Eurokaufmänner und Eurokauffrauen sind Fremdsprachenkaufleute, die neben dem kaufmännisch fundierten Wissen noch mindestens eine Fremdsprache in Wort und Schrift beherrschen. Auch über die jeweiligen wirtschaftlichen Bedingungen der Länder sind sie bestens informiert.

Was mache ich?

Eurokaufleute übernehmen in ihrem Einsatzbereich sämtliche Korrespondenz in deutsch und in den jeweiligen Fremdsprachen. Sie bringen kaufmännische Inhalte in der jeweiligen Sprache ein oder führen Übersetzungen von bestimmten Vorlagen durch. Dabei sind sie natürlich auf die Länder, in denen sie Kunden- oder Lieferantenkontakt pflegen, spezialisiert und kennen hier auch sämtliche Ein- und Ausfuhrbedingungen.

Die Eurokauffrauen und Eurokaufmänner kontrollieren den Außenhandelsbereich der jeweiligen Unternehmen, beobachten den Markt, kalkulieren die entsprechenden Preise und bestimmen die günstigsten Transportwege. In der Regel haben sie sich auf eine Fremdsprache spezialisiert. Manche Fremdsprachenkaufleute arbeiten aber auch mit mehreren Sprachen gleichzeitig.

Wo arbeite ich?

Eurokaufleute arbeiten in Firmen aus Industrie und Handel, im Dienstleistungsbereich oder in großen Handwerksbetrieben, vorwiegend im Bereich Import und Export. Auch bei Interessensvertretungen, Verbänden und Organisationen sind sie beschäftigt.
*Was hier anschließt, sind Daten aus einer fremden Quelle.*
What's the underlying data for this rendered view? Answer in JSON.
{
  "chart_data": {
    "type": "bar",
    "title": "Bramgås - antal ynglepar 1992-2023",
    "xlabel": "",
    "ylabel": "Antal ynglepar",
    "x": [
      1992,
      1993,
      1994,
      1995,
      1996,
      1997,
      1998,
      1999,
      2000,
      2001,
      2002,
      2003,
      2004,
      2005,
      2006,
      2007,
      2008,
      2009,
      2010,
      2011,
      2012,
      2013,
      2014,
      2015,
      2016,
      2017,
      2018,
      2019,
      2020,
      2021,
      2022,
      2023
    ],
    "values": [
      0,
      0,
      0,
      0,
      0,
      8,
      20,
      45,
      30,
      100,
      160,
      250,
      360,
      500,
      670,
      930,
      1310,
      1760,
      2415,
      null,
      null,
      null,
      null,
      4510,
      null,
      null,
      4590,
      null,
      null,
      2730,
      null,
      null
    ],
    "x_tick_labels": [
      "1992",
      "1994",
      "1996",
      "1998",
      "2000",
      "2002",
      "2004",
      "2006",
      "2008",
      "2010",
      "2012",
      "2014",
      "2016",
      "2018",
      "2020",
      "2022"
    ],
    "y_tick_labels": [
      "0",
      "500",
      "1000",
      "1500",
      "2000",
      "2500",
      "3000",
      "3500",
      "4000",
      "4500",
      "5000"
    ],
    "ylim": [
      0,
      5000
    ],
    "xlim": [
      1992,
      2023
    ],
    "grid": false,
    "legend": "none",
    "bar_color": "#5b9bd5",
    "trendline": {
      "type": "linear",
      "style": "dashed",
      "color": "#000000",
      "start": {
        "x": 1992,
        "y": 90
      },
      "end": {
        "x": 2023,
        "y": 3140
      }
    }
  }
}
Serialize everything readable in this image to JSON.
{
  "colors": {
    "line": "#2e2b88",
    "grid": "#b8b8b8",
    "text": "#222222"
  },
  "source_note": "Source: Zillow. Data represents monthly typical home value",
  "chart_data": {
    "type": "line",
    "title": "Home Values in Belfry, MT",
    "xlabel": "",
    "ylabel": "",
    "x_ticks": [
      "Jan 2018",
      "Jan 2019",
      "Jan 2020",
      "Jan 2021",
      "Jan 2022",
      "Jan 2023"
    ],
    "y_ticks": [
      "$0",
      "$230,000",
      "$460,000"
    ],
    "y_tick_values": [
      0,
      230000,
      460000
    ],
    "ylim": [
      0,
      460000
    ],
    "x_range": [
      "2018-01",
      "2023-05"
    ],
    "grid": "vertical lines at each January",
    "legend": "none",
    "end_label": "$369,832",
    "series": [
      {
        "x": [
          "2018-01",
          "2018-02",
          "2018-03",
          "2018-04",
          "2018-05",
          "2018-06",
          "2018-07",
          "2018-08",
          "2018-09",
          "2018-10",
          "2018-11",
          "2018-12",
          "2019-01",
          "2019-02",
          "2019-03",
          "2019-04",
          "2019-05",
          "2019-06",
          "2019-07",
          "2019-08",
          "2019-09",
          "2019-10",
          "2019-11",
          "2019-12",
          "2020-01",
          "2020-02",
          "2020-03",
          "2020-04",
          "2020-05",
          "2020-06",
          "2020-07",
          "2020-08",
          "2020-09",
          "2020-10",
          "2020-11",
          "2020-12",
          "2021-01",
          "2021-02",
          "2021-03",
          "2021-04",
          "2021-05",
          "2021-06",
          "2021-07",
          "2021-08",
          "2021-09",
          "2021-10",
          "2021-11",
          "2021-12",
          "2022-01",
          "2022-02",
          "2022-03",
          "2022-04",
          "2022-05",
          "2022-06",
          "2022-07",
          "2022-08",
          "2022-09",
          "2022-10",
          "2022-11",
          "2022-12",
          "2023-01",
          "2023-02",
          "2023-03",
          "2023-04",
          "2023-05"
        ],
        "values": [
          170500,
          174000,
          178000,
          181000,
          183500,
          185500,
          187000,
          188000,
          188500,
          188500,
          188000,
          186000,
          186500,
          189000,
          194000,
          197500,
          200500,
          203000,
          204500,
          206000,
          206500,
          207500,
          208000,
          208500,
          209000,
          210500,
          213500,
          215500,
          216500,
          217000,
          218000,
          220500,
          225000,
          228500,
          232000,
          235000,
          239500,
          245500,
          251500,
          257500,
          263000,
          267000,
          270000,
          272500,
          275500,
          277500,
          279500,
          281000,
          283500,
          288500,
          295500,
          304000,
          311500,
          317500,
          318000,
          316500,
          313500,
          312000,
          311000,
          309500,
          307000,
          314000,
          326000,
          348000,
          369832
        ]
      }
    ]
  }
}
Welche Voraussetzungen brauche ich?

sorgfältig, flexibel, lernbereit, interkulturelle Kompetenz, Verhandlungsgeschick, gutes mündliches und schriftliches Ausdrucksvermögen, Talent zum organisieren, gute Noten in Mathematik, Wirtschaft, Deutsch und Sprachen

Wie kann ich diesen Beruf erlernen?

Die Ausbildung Eurokaufmann Eurokauffrau ist eine doppelt qualifizierende Erstausbildung für Abiturienten. Sie führt zu einem Abschluss in einem anerkannten, meist kaufmännischen Ausbildungsberuf, beispielsweise als Büro- oder Industriekaufmann und parallel dazu zu dem intern geregelten Abschluss Eurokaufmann.

Was verdiene ich in der Ausbildung?

Für die Ausbildung im anerkannten Ausbildungsberuf erhalten die Auszubildenden die übliche Ausbildungsvergütung. Der Besuch der Lehrgänge für die Zusatzqualifikation wird nicht vergütet.